Later in the afternoon I started watching the mini series Taken and I thought I was going to throw up. There was the constant RBE flashing. I tried to lower the output so that I could control the contrast but on a really high gain screen I COULD NOT make the picture dark enough to eliminate the RBE. I had to use the wall and even then I could barely stand watching the series.
So until DLP goes electronic (like LED or 3 chip) it is still a no go for me. The Epson’s give a good picture but they are simply not in the same league as a good DLP projector. There is a grittiness to the LCD image (I also see that in the LCOS). I simply can’t imagine buying a lamp based projector because I don’t expect lamps to be available in five years (at a reasonable cost). And when you consider what they cost now then reasonable will be astronomical.
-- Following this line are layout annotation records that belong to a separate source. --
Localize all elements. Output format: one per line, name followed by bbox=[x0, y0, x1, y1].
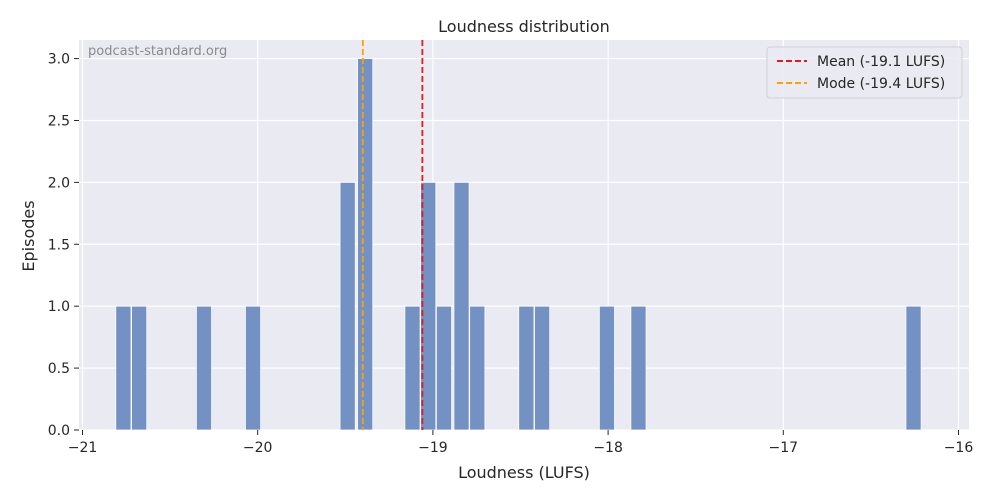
histogram-bar bbox=[630, 305, 647, 431]
y-tick-label: 1.0 bbox=[48, 299, 70, 315]
histogram-bar bbox=[436, 305, 453, 431]
x-tick-label: −21 bbox=[68, 440, 98, 456]
histogram-bar bbox=[534, 305, 551, 431]
histogram-bar bbox=[245, 305, 262, 431]
x-tick-label: −17 bbox=[769, 440, 799, 456]
histogram-bar bbox=[115, 305, 132, 431]
y-tick-label: 1.5 bbox=[48, 237, 70, 253]
histogram-bar bbox=[195, 305, 212, 431]
y-axis-ticks: 0.0 0.5 1.0 1.5 2.0 2.5 3.0 bbox=[48, 52, 79, 439]
x-axis-label: Loudness (LUFS) bbox=[458, 463, 590, 482]
histogram-bar bbox=[131, 305, 148, 431]
histogram-bar bbox=[598, 305, 615, 431]
x-axis-ticks: −21 −20 −19 −18 −17 −16 bbox=[68, 430, 974, 456]
y-tick-label: 2.5 bbox=[48, 113, 70, 129]
histogram-bar bbox=[420, 181, 437, 431]
reference-lines bbox=[361, 40, 424, 430]
x-tick-label: −20 bbox=[243, 440, 273, 456]
watermark-text: podcast-standard.org bbox=[88, 44, 227, 59]
chart-title: Loudness distribution bbox=[438, 17, 610, 36]
x-tick-label: −19 bbox=[418, 440, 448, 456]
histogram-bar bbox=[357, 58, 374, 431]
histogram-bar bbox=[404, 305, 421, 431]
y-tick-label: 3.0 bbox=[48, 52, 70, 68]
legend-box bbox=[766, 46, 963, 99]
histogram-bars bbox=[115, 58, 922, 431]
y-tick-label: 2.0 bbox=[48, 175, 70, 191]
histogram-bar bbox=[469, 305, 486, 431]
y-tick-label: 0.0 bbox=[48, 423, 70, 439]
grid-lines bbox=[79, 40, 969, 431]
histogram-bar bbox=[453, 181, 470, 431]
legend-mean-label: Mean (-19.1 LUFS) bbox=[817, 54, 945, 70]
histogram-bar bbox=[339, 181, 356, 431]
x-tick-label: −18 bbox=[593, 440, 623, 456]
x-tick-label: −16 bbox=[944, 440, 974, 456]
y-axis-label: Episodes bbox=[19, 200, 38, 271]
histogram-bar bbox=[518, 305, 535, 431]
histogram-bar bbox=[905, 305, 922, 431]
y-tick-label: 0.5 bbox=[48, 361, 70, 377]
legend: Mean (-19.1 LUFS) Mode (-19.4 LUFS) bbox=[766, 46, 963, 99]
legend-mode-label: Mode (-19.4 LUFS) bbox=[817, 76, 945, 92]
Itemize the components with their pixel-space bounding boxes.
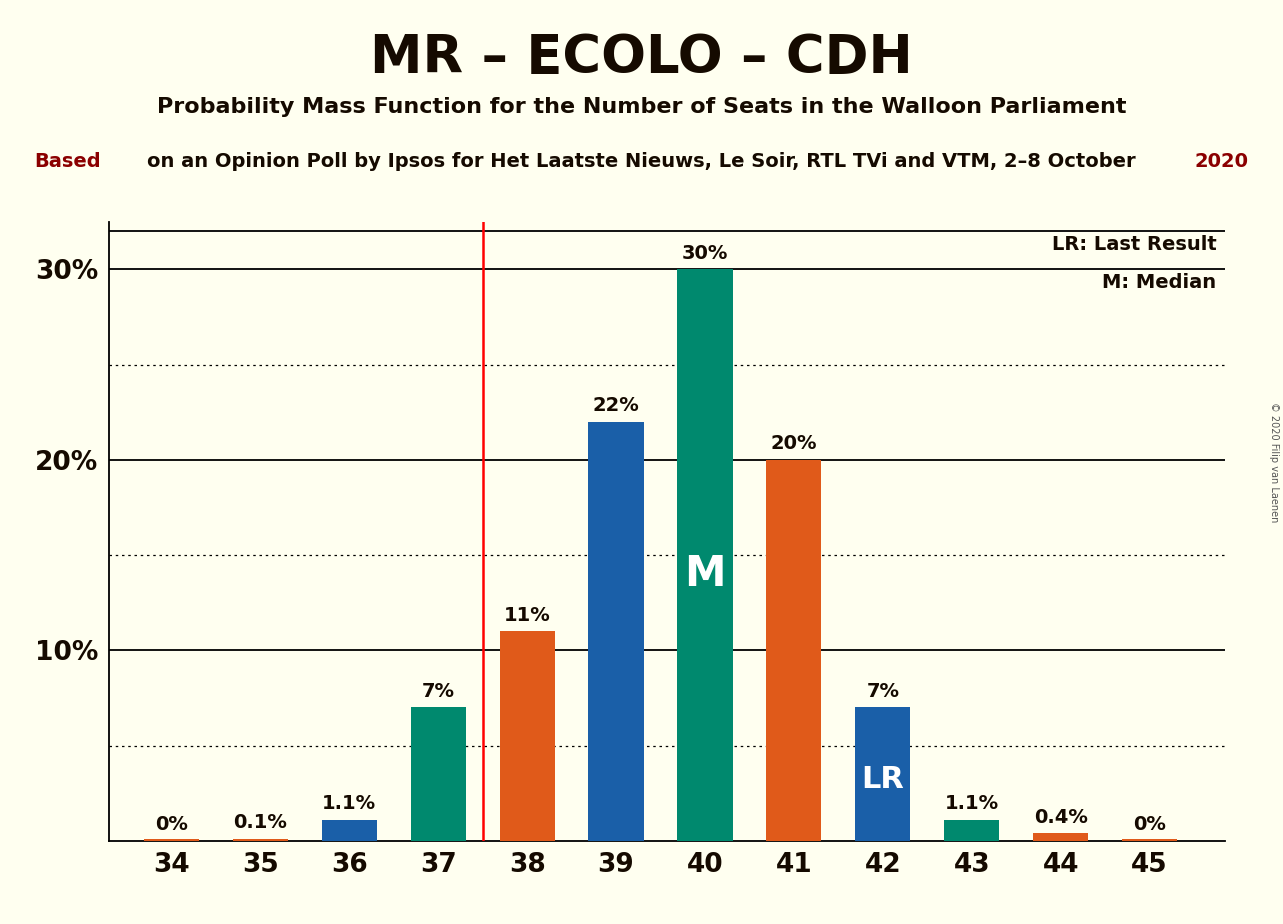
Bar (766, 460, 821, 841)
Text: 1.1%: 1.1% (944, 795, 999, 813)
Bar (322, 820, 377, 841)
Text: Based: Based (35, 152, 101, 171)
Bar (232, 839, 287, 841)
Bar (144, 839, 199, 841)
Bar (411, 708, 466, 841)
Text: 20%: 20% (771, 434, 817, 453)
Text: 0.1%: 0.1% (234, 813, 287, 833)
Text: 0%: 0% (155, 815, 187, 834)
Text: © 2020 Filip van Laenen: © 2020 Filip van Laenen (1269, 402, 1279, 522)
Bar (1123, 839, 1178, 841)
Bar (1033, 833, 1088, 841)
Text: 7%: 7% (866, 682, 899, 700)
Text: on an Opinion Poll by Ipsos for Het Laatste Nieuws, Le Soir, RTL TVi and VTM, 2–: on an Opinion Poll by Ipsos for Het Laat… (148, 152, 1135, 171)
Text: M: M (684, 553, 726, 595)
Text: M: Median: M: Median (1102, 274, 1216, 292)
Bar (944, 820, 999, 841)
Text: LR: LR (861, 765, 905, 795)
Text: 30%: 30% (681, 244, 729, 262)
Text: Probability Mass Function for the Number of Seats in the Walloon Parliament: Probability Mass Function for the Number… (157, 97, 1126, 117)
Text: LR: Last Result: LR: Last Result (1052, 235, 1216, 254)
Text: 0%: 0% (1133, 815, 1166, 834)
Text: 11%: 11% (504, 605, 550, 625)
Text: 2020: 2020 (1194, 152, 1248, 171)
Bar (677, 270, 733, 841)
Text: MR – ECOLO – CDH: MR – ECOLO – CDH (370, 32, 913, 84)
Text: 1.1%: 1.1% (322, 795, 376, 813)
Text: 0.4%: 0.4% (1034, 808, 1088, 827)
Text: 22%: 22% (593, 396, 639, 415)
Bar (589, 421, 644, 841)
Text: 7%: 7% (422, 682, 454, 700)
Bar (856, 708, 911, 841)
Bar (499, 631, 554, 841)
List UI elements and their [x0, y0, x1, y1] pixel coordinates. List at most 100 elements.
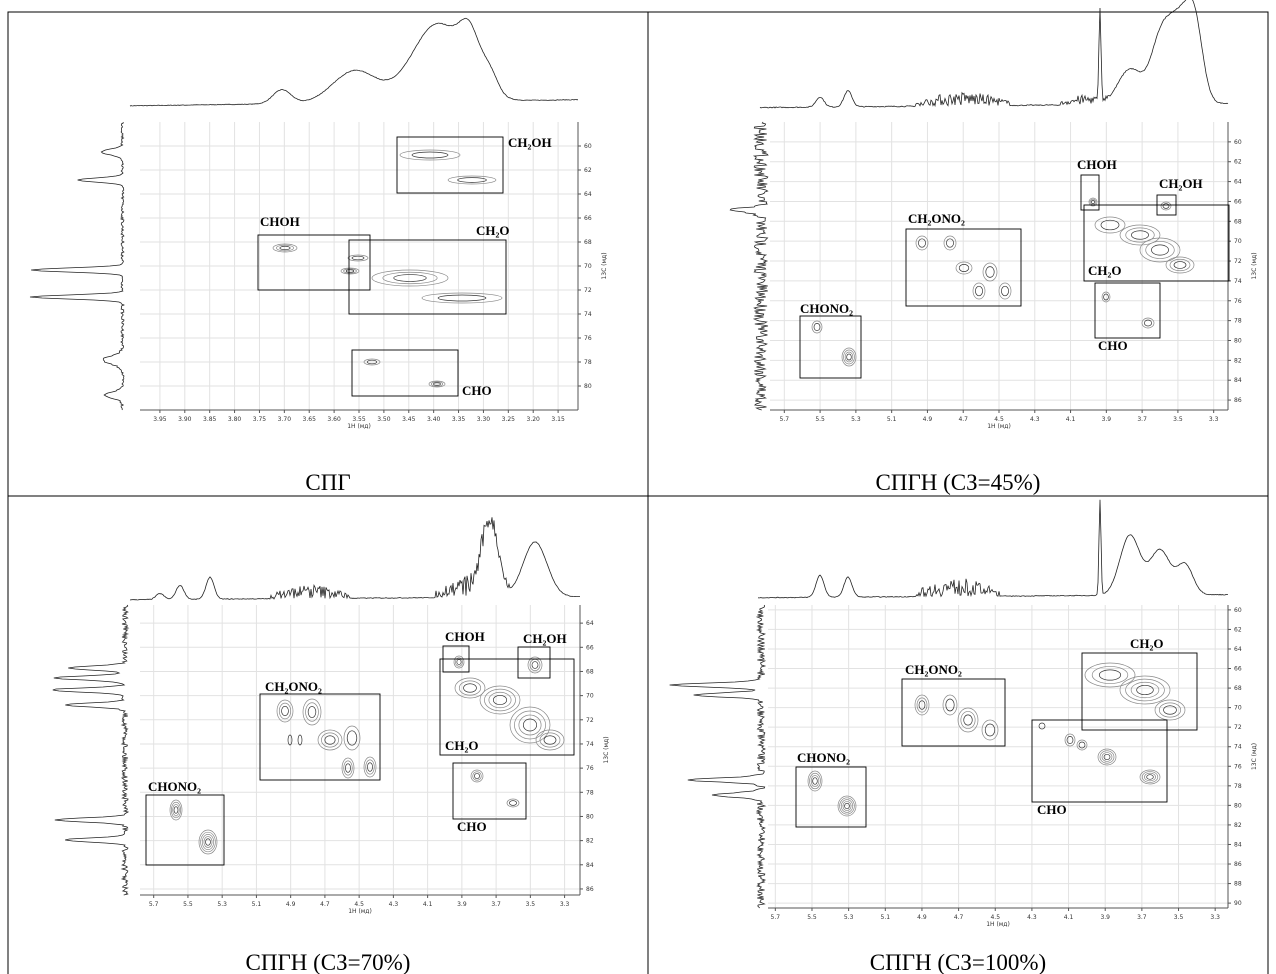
y-tick-label: 62	[1234, 159, 1242, 166]
contour	[458, 680, 482, 696]
contour	[272, 243, 298, 253]
contour	[484, 688, 516, 712]
contour	[972, 282, 986, 300]
contour	[1101, 291, 1111, 303]
contour	[1162, 203, 1170, 209]
contour	[287, 734, 293, 746]
contour	[942, 694, 958, 716]
y-axis-label: 13C (мд)	[1251, 252, 1258, 279]
region-label: CHO	[457, 819, 487, 834]
x-tick-label: 3.7	[1137, 914, 1147, 921]
x-tick-label: 3.90	[178, 416, 192, 423]
contour	[457, 177, 487, 183]
region-box	[348, 239, 507, 315]
y-axis-label: 13C (мд)	[601, 252, 608, 279]
contour	[411, 151, 449, 159]
spectrum-trace	[52, 604, 130, 896]
y-tick-label: 76	[1234, 763, 1242, 770]
region-label: CHONO₂	[800, 301, 853, 316]
panel-caption: СПГН (СЗ=45%)	[876, 470, 1041, 495]
region-label: CH₂OH	[1159, 176, 1203, 191]
contour	[1125, 227, 1155, 243]
y-tick-label: 80	[584, 383, 592, 390]
contour	[810, 775, 820, 787]
region-label: CHO	[462, 383, 492, 398]
region-box	[1031, 719, 1168, 803]
contour	[946, 238, 954, 248]
region-label: CH₂O	[1130, 636, 1164, 651]
spectrum-panel: 3.95 3.90 3.85 3.80 3.75 3.70 3.65 3.60 3.55 3.50…	[29, 17, 608, 495]
contour	[281, 705, 289, 717]
contour	[1094, 216, 1126, 234]
contour	[1163, 705, 1177, 715]
contour	[837, 795, 857, 817]
contour	[302, 698, 322, 726]
contour	[346, 730, 358, 746]
y-tick-label: 74	[1234, 744, 1242, 751]
spectrum-panel: 5.7 5.5 5.3 5.1 4.9 4.7 4.5 4.3 4.1 3.9 3.7 3.5 3.3 6…	[52, 517, 610, 974]
contour	[943, 235, 957, 251]
y-tick-label: 70	[584, 263, 592, 270]
contour	[456, 659, 462, 665]
region-label: CH₂ONO₂	[908, 211, 965, 226]
contour	[1091, 666, 1129, 684]
x-tick-label: 4.9	[923, 416, 933, 423]
contour	[428, 380, 446, 388]
contour	[998, 282, 1012, 300]
contour	[809, 772, 821, 790]
region-box	[1081, 652, 1198, 731]
y-tick-label: 76	[586, 765, 594, 772]
spectrum-panel: 5.7 5.5 5.3 5.1 4.9 4.7 4.5 4.3 4.1 3.9 3.7 3.5 3.3 6…	[669, 499, 1258, 974]
contour	[1169, 258, 1191, 272]
contour	[840, 799, 854, 813]
spectrum-trace	[729, 121, 769, 411]
y-tick-label: 74	[586, 741, 594, 748]
x-tick-label: 4.3	[389, 901, 399, 908]
x-tick-label: 3.40	[427, 416, 441, 423]
contour	[509, 706, 551, 744]
y-tick-label: 86	[1234, 861, 1242, 868]
contour	[1144, 772, 1156, 782]
x-tick-label: 3.9	[1102, 416, 1112, 423]
contour	[1097, 748, 1117, 766]
y-tick-label: 82	[1234, 822, 1242, 829]
y-tick-label: 80	[1234, 802, 1242, 809]
x-tick-label: 4.3	[1027, 914, 1037, 921]
contour	[382, 271, 438, 285]
region-box	[145, 794, 225, 866]
contour	[1131, 230, 1149, 240]
contour	[345, 269, 355, 273]
x-tick-label: 4.5	[990, 914, 1000, 921]
contour	[200, 831, 216, 853]
contour	[317, 729, 343, 751]
contour	[305, 702, 319, 722]
y-tick-label: 70	[1234, 705, 1242, 712]
contour	[1165, 256, 1195, 274]
contour	[345, 763, 351, 773]
y-tick-label: 68	[584, 239, 592, 246]
x-tick-label: 4.5	[994, 416, 1004, 423]
contour	[1099, 750, 1115, 764]
contour	[371, 269, 449, 287]
region-box	[901, 678, 1006, 747]
x-tick-label: 4.9	[286, 901, 296, 908]
x-tick-label: 4.7	[958, 416, 968, 423]
y-tick-label: 80	[586, 813, 594, 820]
x-tick-label: 5.3	[217, 901, 227, 908]
contour	[839, 797, 855, 815]
contour	[1090, 199, 1096, 205]
contour	[447, 175, 497, 185]
x-axis-label: 1H (мд)	[347, 423, 371, 430]
contour	[278, 702, 292, 720]
region-box	[1083, 204, 1230, 282]
contour	[529, 658, 541, 672]
y-tick-label: 66	[1234, 666, 1242, 673]
spectrum-trace	[129, 17, 579, 107]
contour	[363, 756, 377, 778]
contour	[321, 732, 339, 748]
spectrum-panel: 5.7 5.5 5.3 5.1 4.9 4.7 4.5 4.3 4.1 3.9 3.7 3.5 3.3 6…	[729, 0, 1258, 495]
contour	[351, 255, 365, 261]
x-tick-label: 4.5	[354, 901, 364, 908]
y-tick-label: 68	[1234, 218, 1242, 225]
y-tick-label: 66	[584, 215, 592, 222]
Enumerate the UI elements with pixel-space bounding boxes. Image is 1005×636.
As far as bulb life, that is another reason I went with LED. No manufacturer guarantees their lamps for hours of use. Instead they only guarantee the lamp will be okay for a certain period of time. The time is usually ninety days. These estimates of 2000, 3000, up to 5000 hours are marketing gimmicks.
What is worse than that is no reviewer gives a wear curve for the lamps. Since brightness is important it would be nice to know just how much brightness that new 300 dollar lamp has lost in a month. In other words, in an ideal situation you would get a true 2000 lumen replacement bulb that actually gives you 2000 lumens when it is installed.
But what is the output in a week, a month or six months. We know that lamps loose output but it would be nice to know when they reach that half way point. Our eyes are so forgiving that we could watch a 500 lumen output from that 2000 lumen projector and still be happy. Because if the choice is to spend another 300 dollars or watch a dimmer picture. Then the dimmer picture will win.
I would take a dim (relative) LED at 5000 hours over a lamp projector because we know that the output of the lamp with be virtually useless at 5000 hours. The cost of replacing lamps for my Epson projectors equaled the cost of the HW300T. The Epson has a better picture but the HW300T is a complete media solution that I can use almost any where. Once the picture starts on the HW300T, I have no problem feeling like I am in a commercial theatre and most of the time the picture seems better.